MANAGEMEN MALU DALAM KEHIDUPAN BERMASYARAKAT DAN BERNEGARA

Melihat fenomena yang ada di Negara kita sekarang  ini sangat menyayat hati, perbuatan keji ada di mana-mana, setiap hari di media baik cetak maupun elektronik menampilkan perbuatan keji yang seakan-akan tiada henti melanda negri. Mulai dari kalangan bawah hingga kalangan atas mereka melakukan perbuatan keji dengan cara meraka masing-masing. Lihat berita yang sedang terjadi akhir-akhir ini, korupsi telah menjangkit kalangan atas, seperti halnya lembaga Negara mulai dari Legislatif, Eksekutif, dan Judikatif, ketiganya  telah mempunyai wakil-wakilnya yang terkena kasus korupsi. Ya korupsi sekarang ini menjadi berita yang paling popular, seakan tak ada henti para pemakai dasi (koruptor) yang memakan uang rakyat sendiri. Mereka (para koruptor) sudah tidak mempunyai lagi rasa malu, baik itu malu pada diri sendiri maupun pada orang lain.  
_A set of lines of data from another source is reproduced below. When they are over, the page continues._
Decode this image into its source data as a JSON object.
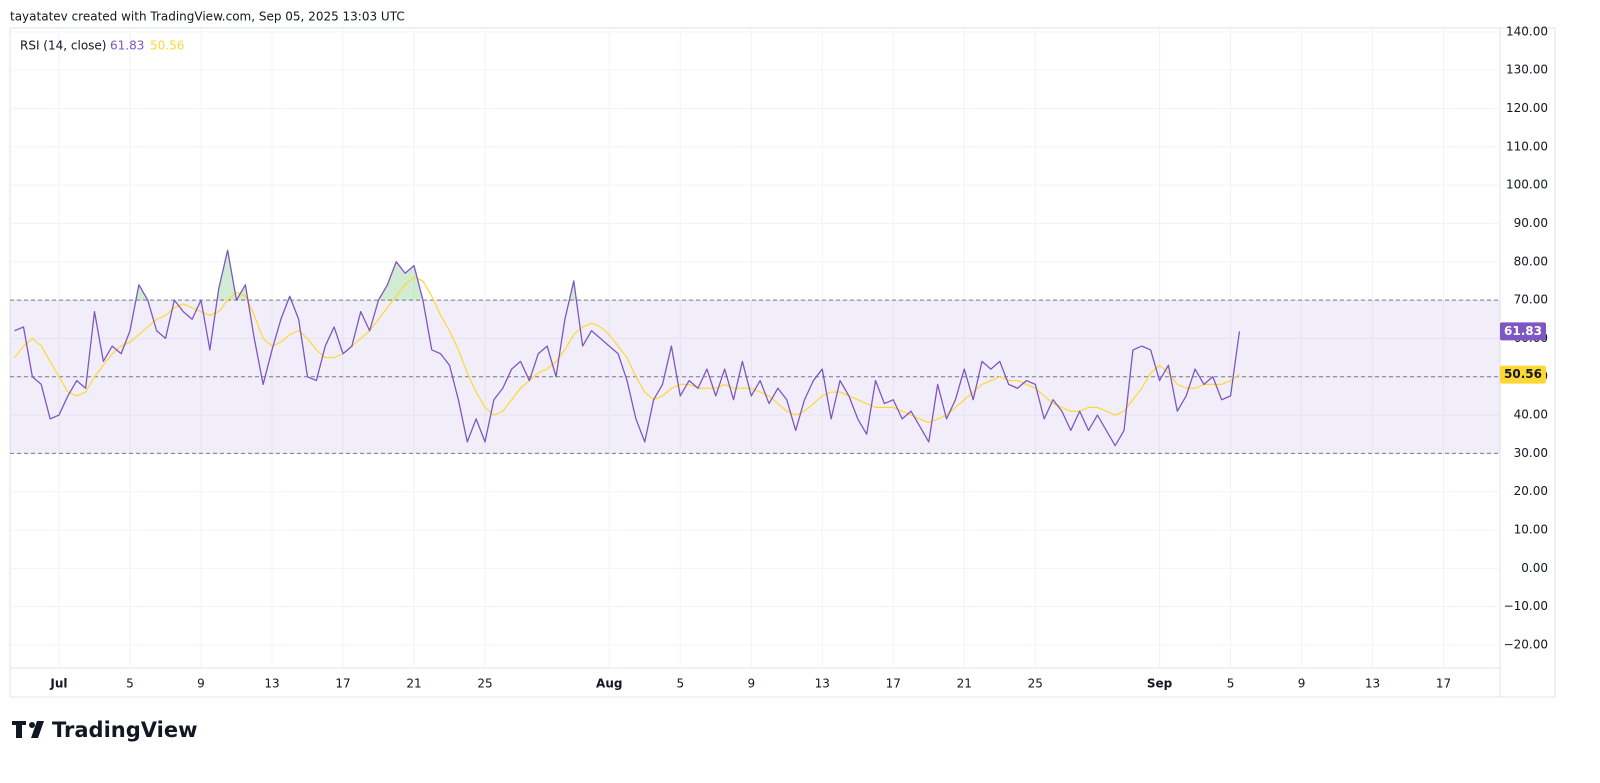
{
  "header": {
    "attribution": "tayatatev created with TradingView.com, Sep 05, 2025 13:03 UTC"
  },
  "footer": {
    "brand": "TradingView"
  },
  "chart_data": {
    "type": "line",
    "title": "RSI (14, close)",
    "x": [
      -2.5,
      -2,
      -1.5,
      -1,
      -0.5,
      0,
      0.5,
      1,
      1.5,
      2,
      2.5,
      3,
      3.5,
      4,
      4.5,
      5,
      5.5,
      6,
      6.5,
      7,
      7.5,
      8,
      8.5,
      9,
      9.5,
      10,
      10.5,
      11,
      11.5,
      12,
      12.5,
      13,
      13.5,
      14,
      14.5,
      15,
      15.5,
      16,
      16.5,
      17,
      17.5,
      18,
      18.5,
      19,
      19.5,
      20,
      20.5,
      21,
      21.5,
      22,
      22.5,
      23,
      23.5,
      24,
      24.5,
      25,
      25.5,
      26,
      26.5,
      27,
      27.5,
      28,
      28.5,
      29,
      29.5,
      30,
      30.5,
      31,
      31.5,
      32,
      32.5,
      33,
      33.5,
      34,
      34.5,
      35,
      35.5,
      36,
      36.5,
      37,
      37.5,
      38,
      38.5,
      39,
      39.5,
      40,
      40.5,
      41,
      41.5,
      42,
      42.5,
      43,
      43.5,
      44,
      44.5,
      45,
      45.5,
      46,
      46.5,
      47,
      47.5,
      48,
      48.5,
      49,
      49.5,
      50,
      50.5,
      51,
      51.5,
      52,
      52.5,
      53,
      53.5,
      54,
      54.5,
      55,
      55.5,
      56,
      56.5,
      57,
      57.5,
      58,
      58.5,
      59,
      59.5,
      60,
      60.5,
      61,
      61.5,
      62,
      62.5,
      63,
      63.5,
      64,
      64.5,
      65,
      65.5,
      66,
      66.5
    ],
    "series": [
      {
        "color": "#7e57c2",
        "values": [
          62,
          63,
          50,
          48,
          39,
          40,
          45,
          49,
          47,
          67,
          54,
          58,
          56,
          62,
          74,
          70,
          62,
          60,
          70,
          67,
          65,
          70,
          57,
          73,
          83,
          70,
          74,
          60,
          48,
          57,
          65,
          71,
          65,
          50,
          49,
          58,
          63,
          56,
          58,
          67,
          62,
          70,
          74,
          80,
          77,
          79,
          70,
          57,
          56,
          53,
          44,
          33,
          39,
          33,
          44,
          47,
          52,
          54,
          49,
          56,
          58,
          50,
          65,
          75,
          58,
          62,
          60,
          58,
          56,
          49,
          39,
          33,
          44,
          48,
          58,
          45,
          49,
          47,
          52,
          45,
          52,
          44,
          54,
          45,
          49,
          43,
          47,
          44,
          36,
          44,
          49,
          52,
          39,
          49,
          45,
          39,
          35,
          49,
          43,
          44,
          39,
          41,
          37,
          33,
          48,
          39,
          44,
          52,
          44,
          54,
          52,
          54,
          48,
          47,
          49,
          48,
          39,
          44,
          41,
          36,
          41,
          36,
          40,
          36,
          32,
          36,
          57,
          58,
          57,
          49,
          53,
          41,
          45,
          52,
          48,
          50,
          44,
          45,
          61.83
        ]
      },
      {
        "color": "#fdd835",
        "values": [
          55,
          58,
          60,
          58,
          54,
          50,
          46,
          45,
          46,
          50,
          53,
          56,
          58,
          59,
          61,
          63,
          65,
          66,
          68,
          69,
          68,
          67,
          66,
          67,
          70,
          72,
          71,
          66,
          60,
          58,
          59,
          61,
          62,
          60,
          57,
          55,
          55,
          56,
          58,
          60,
          62,
          65,
          68,
          71,
          74,
          76,
          75,
          71,
          66,
          62,
          57,
          51,
          46,
          42,
          40,
          41,
          44,
          47,
          49,
          51,
          52,
          54,
          57,
          61,
          63,
          64,
          63,
          61,
          58,
          55,
          50,
          46,
          44,
          45,
          47,
          48,
          48,
          47,
          47,
          47,
          48,
          47,
          47,
          47,
          46,
          45,
          43,
          41,
          40,
          41,
          43,
          45,
          46,
          46,
          45,
          44,
          43,
          42,
          42,
          42,
          41,
          40,
          39,
          38,
          39,
          40,
          42,
          44,
          46,
          48,
          49,
          50,
          49,
          49,
          48,
          47,
          45,
          43,
          42,
          41,
          41,
          42,
          42,
          41,
          40,
          41,
          44,
          47,
          51,
          53,
          51,
          48,
          47,
          47,
          48,
          48,
          48,
          49,
          50.56
        ]
      }
    ],
    "upper_band": 70,
    "middle_band": 50,
    "lower_band": 30,
    "band_color": "#7e57c2",
    "overbought_color": "#4caf50",
    "xlim": [
      -2.76,
      81.18
    ],
    "xticks": [
      {
        "value": 0,
        "label": "Jul"
      },
      {
        "value": 4,
        "label": "5"
      },
      {
        "value": 8,
        "label": "9"
      },
      {
        "value": 12,
        "label": "13"
      },
      {
        "value": 16,
        "label": "17"
      },
      {
        "value": 20,
        "label": "21"
      },
      {
        "value": 24,
        "label": "25"
      },
      {
        "value": 31,
        "label": "Aug"
      },
      {
        "value": 35,
        "label": "5"
      },
      {
        "value": 39,
        "label": "9"
      },
      {
        "value": 43,
        "label": "13"
      },
      {
        "value": 47,
        "label": "17"
      },
      {
        "value": 51,
        "label": "21"
      },
      {
        "value": 55,
        "label": "25"
      },
      {
        "value": 62,
        "label": "Sep"
      },
      {
        "value": 66,
        "label": "5"
      },
      {
        "value": 70,
        "label": "9"
      },
      {
        "value": 74,
        "label": "13"
      },
      {
        "value": 78,
        "label": "17"
      }
    ],
    "ylim": [
      -26,
      141
    ],
    "yticks": [
      {
        "value": 140,
        "label": "140.00"
      },
      {
        "value": 130,
        "label": "130.00"
      },
      {
        "value": 120,
        "label": "120.00"
      },
      {
        "value": 110,
        "label": "110.00"
      },
      {
        "value": 100,
        "label": "100.00"
      },
      {
        "value": 90,
        "label": "90.00"
      },
      {
        "value": 80,
        "label": "80.00"
      },
      {
        "value": 70,
        "label": "70.00"
      },
      {
        "value": 60,
        "label": "60.00"
      },
      {
        "value": 50,
        "label": "50.00"
      },
      {
        "value": 40,
        "label": "40.00"
      },
      {
        "value": 30,
        "label": "30.00"
      },
      {
        "value": 20,
        "label": "20.00"
      },
      {
        "value": 10,
        "label": "10.00"
      },
      {
        "value": 0,
        "label": "0.00"
      },
      {
        "value": -10,
        "label": "−10.00"
      },
      {
        "value": -20,
        "label": "−20.00"
      }
    ],
    "grid": true
  }
}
Selain para pemakai dasi perbuatan keji juga diaktori oleh kalangan  bawah, yaitu dengan melakukan perbuatan yang melanggar syari’at dan hukum Negara. Banyak kasus yang menjerat kalangan bawah, mulai dari perampokan, pembunuhan, dan kasus-kasus melawan hukum lainnya. Semuanya itu mereka lakukan dengan tanpa ada pembelajaran dan kejeraan bagi yang lain, sudah menjadi bahasan umum dan itu yang menyedihkan bahwa mereka menganggap lembaga pemasyarakatan itu bukan lembaga untuk membuat jera bagi pelaku pelanggar hukum melainkan menjadi lembaga kursus gratis bagi pelaku pemula, sebelum masuk penjara hanya bisa mencuri kambing tapi setelah masuk di penjara mereka mencuri mobil. perbuatan melawan hukum terus ada dan terus berkembang. Sehingga lembaga pemasyarakatan telah kewalahan menampung para pelanggar hukum.
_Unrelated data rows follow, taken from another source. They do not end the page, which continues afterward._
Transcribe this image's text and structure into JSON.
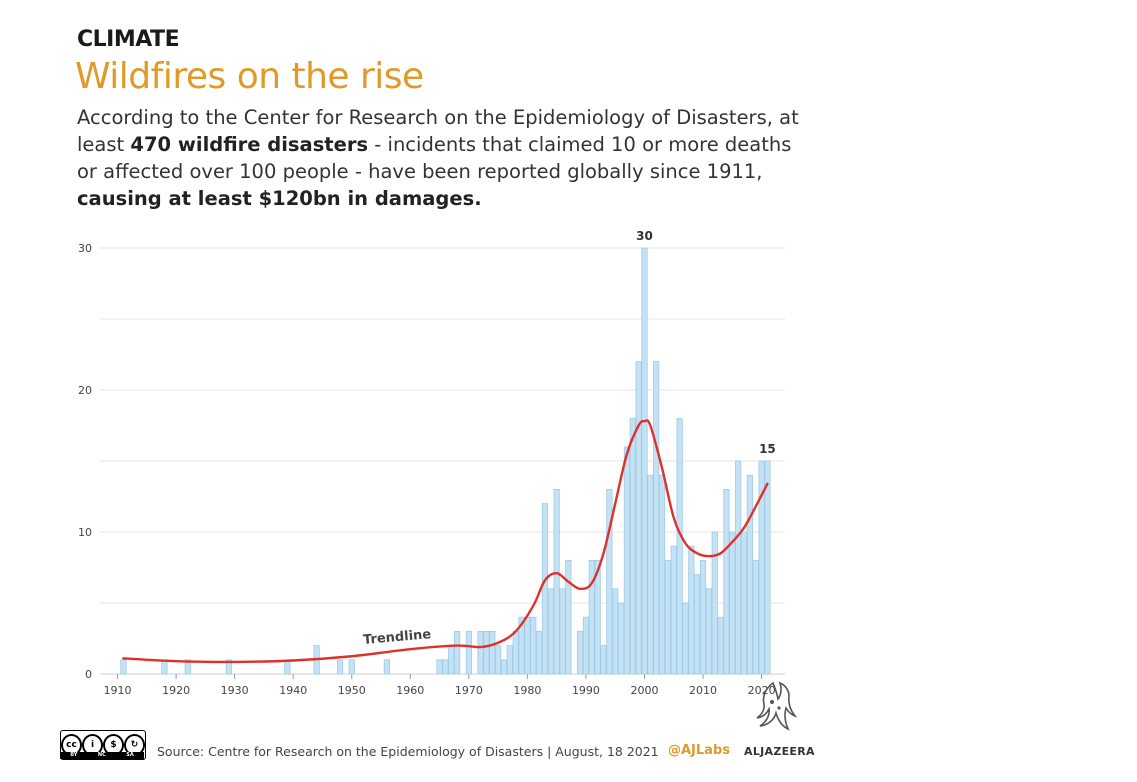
{
  "header": {
    "kicker": "CLIMATE",
    "title": "Wildfires on the rise",
    "subtitle_parts": [
      {
        "text": "According to the Center for Research on the Epidemiology of Disasters, at least ",
        "bold": false
      },
      {
        "text": "470 wildfire disasters",
        "bold": true
      },
      {
        "text": " - incidents that claimed 10 or more deaths or affected over 100 people - have been reported globally since 1911, ",
        "bold": false
      },
      {
        "text": "causing at least $120bn in damages.",
        "bold": true
      }
    ]
  },
  "colors": {
    "title": "#e09a2a",
    "bar_fill": "#c5e2f5",
    "bar_stroke": "#9ccbe8",
    "trend": "#e0302a",
    "grid": "#e6e6e6",
    "axis_text": "#444444"
  },
  "chart_data": {
    "type": "bar",
    "xlabel": "",
    "ylabel": "",
    "xlim": [
      1907,
      2024
    ],
    "ylim": [
      0,
      30
    ],
    "yticks": [
      0,
      10,
      20,
      30
    ],
    "xticks": [
      1910,
      1920,
      1930,
      1940,
      1950,
      1960,
      1970,
      1980,
      1990,
      2000,
      2010,
      2020
    ],
    "grid": true,
    "x": [
      1911,
      1918,
      1922,
      1929,
      1939,
      1944,
      1948,
      1950,
      1956,
      1965,
      1966,
      1967,
      1968,
      1970,
      1972,
      1973,
      1974,
      1975,
      1976,
      1977,
      1978,
      1979,
      1980,
      1981,
      1982,
      1983,
      1984,
      1985,
      1986,
      1987,
      1989,
      1990,
      1991,
      1992,
      1993,
      1994,
      1995,
      1996,
      1997,
      1998,
      1999,
      2000,
      2001,
      2002,
      2003,
      2004,
      2005,
      2006,
      2007,
      2008,
      2009,
      2010,
      2011,
      2012,
      2013,
      2014,
      2015,
      2016,
      2017,
      2018,
      2019,
      2020,
      2021
    ],
    "values": [
      1,
      1,
      1,
      1,
      1,
      2,
      1,
      1,
      1,
      1,
      1,
      2,
      3,
      3,
      3,
      3,
      3,
      2,
      1,
      2,
      3,
      4,
      4,
      4,
      3,
      12,
      6,
      13,
      6,
      8,
      3,
      4,
      8,
      8,
      2,
      13,
      6,
      5,
      16,
      18,
      22,
      30,
      14,
      22,
      14,
      8,
      9,
      18,
      5,
      9,
      7,
      8,
      6,
      10,
      4,
      13,
      10,
      15,
      10,
      14,
      8,
      15,
      15
    ],
    "annotations": [
      {
        "x": 2000,
        "y": 30,
        "text": "30"
      },
      {
        "x": 2021,
        "y": 15,
        "text": "15"
      }
    ],
    "trendline": {
      "label": "Trendline",
      "x": [
        1911,
        1920,
        1930,
        1940,
        1950,
        1960,
        1968,
        1972,
        1975,
        1978,
        1981,
        1983,
        1985,
        1987,
        1989,
        1991,
        1993,
        1995,
        1997,
        1999,
        2000,
        2001,
        2003,
        2005,
        2007,
        2009,
        2011,
        2013,
        2015,
        2017,
        2019,
        2021
      ],
      "y": [
        1.1,
        0.9,
        0.85,
        0.95,
        1.25,
        1.75,
        2.0,
        1.9,
        2.2,
        3.0,
        4.8,
        6.6,
        7.1,
        6.5,
        6.0,
        6.4,
        8.5,
        12.0,
        15.5,
        17.5,
        17.8,
        17.5,
        14.5,
        11.0,
        9.2,
        8.5,
        8.3,
        8.5,
        9.3,
        10.3,
        11.8,
        13.4
      ]
    }
  },
  "footer": {
    "cc": [
      "BY",
      "NC",
      "SA"
    ],
    "source": "Source: Centre for Research on the Epidemiology of Disasters | August, 18 2021",
    "handle": "@AJLabs",
    "brand": "ALJAZEERA"
  }
}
Pertanyaan yang timbul dalam benak kita, kenapa terjadi seperti itu?. Kalau kita telusuri faktor kenapa semakain banyak pelaku melawan hukum, maka kita akan menemukan beberapa faktor yang melatar belakangi terjadinya pelanggaran melawan hukum diantaranya yaitu: pertama dari segi moral rakyat Indonesia yang semakin terkikis habis, kedua dari segi ekonomi juga bisa menjadi faktornya, ketiga dari segi hukum yang diterapkan di Indonesia, maksudnya dari segi hukum itu sendiri hukum di Indonesia itu belum menjerakan para pelaku pelawan hukum dan sebagainya.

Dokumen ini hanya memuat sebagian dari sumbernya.